Ankie Spitzer said that “even if one person stands” while Rogge speaks during the opening ceremony, “we’ll feel we already made progress.”

She claimed that Limor Livnat, the Israeli minister of Culture and Sport, will stand. However, she denied rumours that the Israeli athletes would hold their own commemoration during the ceremony.

“I understand the rules, no one is allowed to derail anything. There would be no end to it. We don’t expect anything from the Israeli athletes, they are part of the Olympic ceremony and should walk with everyone.

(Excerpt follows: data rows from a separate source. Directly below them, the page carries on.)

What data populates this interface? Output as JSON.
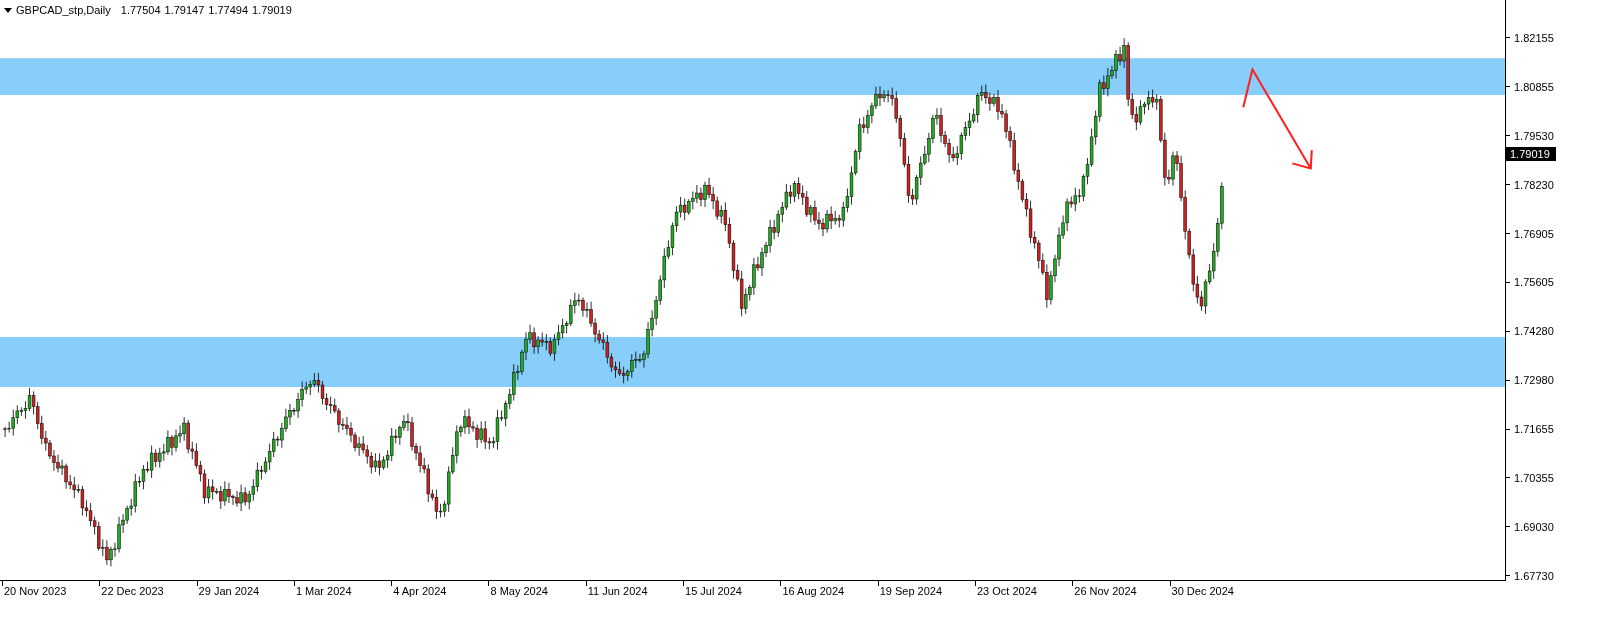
{
  "header": {
    "symbol": "GBPCAD_stp,Daily",
    "ohlc": [
      "1.77504",
      "1.79147",
      "1.77494",
      "1.79019"
    ]
  },
  "price_axis": {
    "labels": [
      "1.82155",
      "1.80855",
      "1.79530",
      "1.78230",
      "1.76905",
      "1.75605",
      "1.74280",
      "1.72980",
      "1.71655",
      "1.70355",
      "1.69030",
      "1.67730"
    ]
  },
  "current_price": "1.79019",
  "time_axis": {
    "labels": [
      "20 Nov 2023",
      "22 Dec 2023",
      "29 Jan 2024",
      "1 Mar 2024",
      "4 Apr 2024",
      "8 May 2024",
      "11 Jun 2024",
      "15 Jul 2024",
      "16 Aug 2024",
      "19 Sep 2024",
      "23 Oct 2024",
      "26 Nov 2024",
      "30 Dec 2024"
    ]
  }
}
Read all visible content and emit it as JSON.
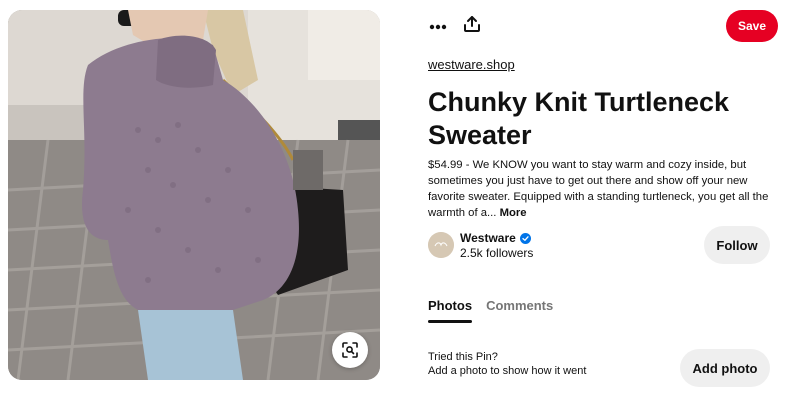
{
  "pin_image": {
    "alt": "",
    "visual_search_icon": "visual-search-icon"
  },
  "toolbar": {
    "more_icon": "ellipsis-icon",
    "share_icon": "share-icon",
    "save_label": "Save"
  },
  "pin": {
    "source": "westware.shop",
    "title": "Chunky Knit Turtleneck Sweater",
    "description": "$54.99 - We KNOW you want to stay warm and cozy inside, but sometimes you just have to get out there and show off your new favorite sweater. Equipped with a standing turtleneck, you get all the warmth of a...",
    "more_label": "More"
  },
  "creator": {
    "name": "Westware",
    "followers": "2.5k followers",
    "verified_icon": "verified-check-icon",
    "follow_label": "Follow"
  },
  "tabs": [
    {
      "label": "Photos",
      "active": true
    },
    {
      "label": "Comments",
      "active": false
    }
  ],
  "tried": {
    "heading": "Tried this Pin?",
    "subtext": "Add a photo to show how it went",
    "button_label": "Add photo"
  },
  "colors": {
    "save_red": "#e60023",
    "button_gray": "#efefef",
    "verified_blue": "#0074e8"
  }
}
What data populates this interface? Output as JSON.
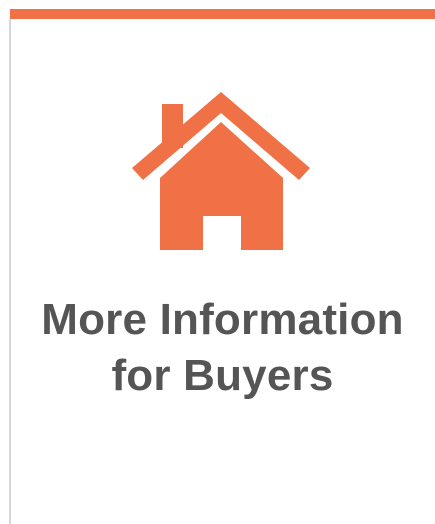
{
  "card": {
    "accent_color": "#f07145",
    "icon": "house-icon",
    "title_line1": "More Information",
    "title_line2": "for Buyers",
    "title_color": "#555555"
  }
}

We just expect the audience, if they support us, to stand.”

She accused Rogge of betraying the Olympic spirit and said that he was using a Munich ceremony organized by the Israelis and the London Jewish community, on August 6, as an excuse not to hold the moment of silence.

“Jacques Rogge is using it as a hideaway. If the Israeli embassy and London Jewish community were not organizing it, he would not have any memorial to go to. If they can’t do the right thing at home, in the Olympic ceremony, why come?”

However, she denied that he would not be welcome at the event, saying that she was not the host and that the two things were “completely separate”.